© All rights reserved, Thorsten Kraska, 2009
120 g butter (unsalted, soft)
300 g sugar
4 eggs (medium sized)
1 kg Magerquark (squeezed)
1 package Vanilla Pudding (for 500 mL milk)
1/4 tsp. baking powder
1/2 tsp grated lemon peel
1 dash salt
1 springform (26 cm in diameter)
You need squeezed Quark. The Quark you can buy is too moist. Put Quark into a suited cloth and squeeze as much fluid out of Quark as possible. To get 1kg Magerquark you will need about 1.25 Magerquark. For this recipe you will need Magerquark, which has a fat content of less than 10% in dry mass.
Preheat oven (175 C). Grease baking form or line it up with baking paper.
Mix butter and sugar at high speed until foamy. Add one egg and mix for about 1 minute.

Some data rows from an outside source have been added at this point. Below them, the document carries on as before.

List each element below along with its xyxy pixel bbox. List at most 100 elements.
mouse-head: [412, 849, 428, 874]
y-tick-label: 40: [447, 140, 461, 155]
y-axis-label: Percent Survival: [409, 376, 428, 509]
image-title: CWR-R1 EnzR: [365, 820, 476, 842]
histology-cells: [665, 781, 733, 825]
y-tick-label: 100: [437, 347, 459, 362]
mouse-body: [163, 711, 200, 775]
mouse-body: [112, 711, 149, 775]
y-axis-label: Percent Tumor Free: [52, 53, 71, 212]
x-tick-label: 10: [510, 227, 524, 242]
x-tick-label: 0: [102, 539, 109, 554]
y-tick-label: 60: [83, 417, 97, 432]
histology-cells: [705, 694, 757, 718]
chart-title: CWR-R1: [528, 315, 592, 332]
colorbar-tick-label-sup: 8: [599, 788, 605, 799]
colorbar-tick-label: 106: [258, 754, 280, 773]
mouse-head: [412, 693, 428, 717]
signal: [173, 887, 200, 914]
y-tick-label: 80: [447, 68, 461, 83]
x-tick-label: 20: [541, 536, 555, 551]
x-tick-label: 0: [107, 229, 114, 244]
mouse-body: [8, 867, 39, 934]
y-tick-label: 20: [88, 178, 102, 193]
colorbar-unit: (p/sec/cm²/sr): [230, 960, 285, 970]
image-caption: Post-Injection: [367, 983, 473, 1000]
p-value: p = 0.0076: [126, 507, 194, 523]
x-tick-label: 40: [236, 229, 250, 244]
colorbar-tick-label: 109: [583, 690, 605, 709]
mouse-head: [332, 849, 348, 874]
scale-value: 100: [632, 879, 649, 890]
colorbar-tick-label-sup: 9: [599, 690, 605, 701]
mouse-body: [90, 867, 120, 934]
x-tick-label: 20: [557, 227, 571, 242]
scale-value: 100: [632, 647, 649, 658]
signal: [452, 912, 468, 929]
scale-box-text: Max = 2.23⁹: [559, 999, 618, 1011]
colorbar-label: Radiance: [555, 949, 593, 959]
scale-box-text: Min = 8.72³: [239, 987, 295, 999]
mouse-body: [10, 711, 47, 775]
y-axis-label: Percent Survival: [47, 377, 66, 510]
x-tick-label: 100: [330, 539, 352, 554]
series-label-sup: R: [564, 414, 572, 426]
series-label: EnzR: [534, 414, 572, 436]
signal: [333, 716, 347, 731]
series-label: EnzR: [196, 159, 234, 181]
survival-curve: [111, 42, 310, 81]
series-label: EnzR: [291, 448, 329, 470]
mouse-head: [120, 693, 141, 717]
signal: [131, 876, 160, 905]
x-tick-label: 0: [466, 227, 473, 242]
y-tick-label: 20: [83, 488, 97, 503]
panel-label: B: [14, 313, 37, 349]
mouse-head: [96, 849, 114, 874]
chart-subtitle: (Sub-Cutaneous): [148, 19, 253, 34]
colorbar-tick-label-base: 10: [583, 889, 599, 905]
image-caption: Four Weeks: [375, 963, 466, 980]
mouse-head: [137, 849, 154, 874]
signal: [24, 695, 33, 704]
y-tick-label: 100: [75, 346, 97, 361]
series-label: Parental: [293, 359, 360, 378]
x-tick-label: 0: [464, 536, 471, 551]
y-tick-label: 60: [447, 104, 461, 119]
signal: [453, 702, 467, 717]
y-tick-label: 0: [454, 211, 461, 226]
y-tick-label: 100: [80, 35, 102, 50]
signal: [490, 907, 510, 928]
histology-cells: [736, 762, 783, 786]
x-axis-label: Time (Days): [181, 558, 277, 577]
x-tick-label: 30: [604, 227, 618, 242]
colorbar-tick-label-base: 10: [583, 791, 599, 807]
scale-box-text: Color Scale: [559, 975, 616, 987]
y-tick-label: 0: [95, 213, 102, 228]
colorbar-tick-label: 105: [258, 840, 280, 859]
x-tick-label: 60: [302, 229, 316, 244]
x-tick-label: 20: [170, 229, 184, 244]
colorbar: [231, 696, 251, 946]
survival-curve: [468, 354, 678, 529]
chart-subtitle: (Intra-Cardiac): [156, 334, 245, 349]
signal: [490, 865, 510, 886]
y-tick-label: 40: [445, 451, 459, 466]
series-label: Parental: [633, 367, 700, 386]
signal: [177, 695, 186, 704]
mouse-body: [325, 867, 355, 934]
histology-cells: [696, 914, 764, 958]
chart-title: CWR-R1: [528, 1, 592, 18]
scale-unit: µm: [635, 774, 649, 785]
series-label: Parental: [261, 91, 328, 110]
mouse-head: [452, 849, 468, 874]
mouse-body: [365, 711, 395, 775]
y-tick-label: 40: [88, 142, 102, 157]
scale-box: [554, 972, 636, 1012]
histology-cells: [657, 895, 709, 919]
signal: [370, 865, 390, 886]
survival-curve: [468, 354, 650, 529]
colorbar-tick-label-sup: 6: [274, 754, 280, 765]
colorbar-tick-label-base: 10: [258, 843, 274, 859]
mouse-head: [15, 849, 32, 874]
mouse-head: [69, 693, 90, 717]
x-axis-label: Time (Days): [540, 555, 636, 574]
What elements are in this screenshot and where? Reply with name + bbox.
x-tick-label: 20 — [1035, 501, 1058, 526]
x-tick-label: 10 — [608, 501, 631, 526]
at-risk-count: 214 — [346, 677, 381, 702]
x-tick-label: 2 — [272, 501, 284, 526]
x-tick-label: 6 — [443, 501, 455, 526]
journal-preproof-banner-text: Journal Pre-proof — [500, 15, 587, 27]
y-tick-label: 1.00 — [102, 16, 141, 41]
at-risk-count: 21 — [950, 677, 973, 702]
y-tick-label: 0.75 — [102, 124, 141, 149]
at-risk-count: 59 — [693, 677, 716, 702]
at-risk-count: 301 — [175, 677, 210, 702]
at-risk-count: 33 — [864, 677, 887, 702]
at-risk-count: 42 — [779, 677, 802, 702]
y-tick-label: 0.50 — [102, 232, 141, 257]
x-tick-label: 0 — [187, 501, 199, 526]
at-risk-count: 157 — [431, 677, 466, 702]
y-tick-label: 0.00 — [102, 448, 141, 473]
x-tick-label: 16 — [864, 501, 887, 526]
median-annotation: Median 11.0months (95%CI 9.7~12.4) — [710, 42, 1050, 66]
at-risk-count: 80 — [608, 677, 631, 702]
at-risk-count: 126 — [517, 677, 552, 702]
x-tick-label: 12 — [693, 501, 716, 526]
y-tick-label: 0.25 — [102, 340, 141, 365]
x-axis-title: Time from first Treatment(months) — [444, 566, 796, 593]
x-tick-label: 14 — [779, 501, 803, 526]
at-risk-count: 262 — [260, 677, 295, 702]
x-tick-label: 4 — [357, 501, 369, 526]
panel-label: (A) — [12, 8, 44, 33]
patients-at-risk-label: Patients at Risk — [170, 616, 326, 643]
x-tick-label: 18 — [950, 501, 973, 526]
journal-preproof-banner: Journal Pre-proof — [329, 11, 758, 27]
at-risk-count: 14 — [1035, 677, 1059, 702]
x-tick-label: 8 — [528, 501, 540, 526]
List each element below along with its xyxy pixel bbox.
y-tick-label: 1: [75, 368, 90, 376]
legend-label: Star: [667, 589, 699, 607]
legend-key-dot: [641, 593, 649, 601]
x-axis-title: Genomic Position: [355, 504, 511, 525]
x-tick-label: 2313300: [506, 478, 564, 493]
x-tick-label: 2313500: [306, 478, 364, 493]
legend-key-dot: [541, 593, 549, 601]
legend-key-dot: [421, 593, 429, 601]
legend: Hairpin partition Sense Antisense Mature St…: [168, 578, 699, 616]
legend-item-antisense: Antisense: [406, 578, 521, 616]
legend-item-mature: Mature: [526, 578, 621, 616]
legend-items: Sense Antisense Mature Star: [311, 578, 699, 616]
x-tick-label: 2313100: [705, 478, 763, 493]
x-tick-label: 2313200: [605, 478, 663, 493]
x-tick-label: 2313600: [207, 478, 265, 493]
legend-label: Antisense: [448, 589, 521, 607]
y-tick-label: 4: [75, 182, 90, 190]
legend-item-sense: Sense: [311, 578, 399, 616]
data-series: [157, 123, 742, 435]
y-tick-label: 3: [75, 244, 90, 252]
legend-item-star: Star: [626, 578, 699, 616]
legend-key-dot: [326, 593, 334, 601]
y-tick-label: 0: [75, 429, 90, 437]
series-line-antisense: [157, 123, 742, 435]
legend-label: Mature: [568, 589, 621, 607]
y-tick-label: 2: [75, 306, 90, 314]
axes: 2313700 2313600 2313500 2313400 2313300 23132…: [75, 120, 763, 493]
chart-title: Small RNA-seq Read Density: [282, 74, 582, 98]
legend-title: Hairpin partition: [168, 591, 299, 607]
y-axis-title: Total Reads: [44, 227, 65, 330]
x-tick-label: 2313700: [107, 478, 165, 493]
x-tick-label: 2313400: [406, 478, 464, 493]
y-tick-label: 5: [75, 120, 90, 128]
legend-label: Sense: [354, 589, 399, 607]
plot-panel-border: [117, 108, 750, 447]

Repeat with other three eggs. Add other ingredients and mix until well blended.
Put dough into spring form and bake for 15 minutes. Then take it out of the oven and let it rest for 10 minutes at room temperature.
After 10 minutes put it back in the oven and bake for another 60 to 70 minutes or until done. When cake gets too dark cover it with aluminum foil.
Let cake cool in form for about 15 minutes. Then take it out of form and let it cool completely.
Before serving you can dust it with powdered sugar.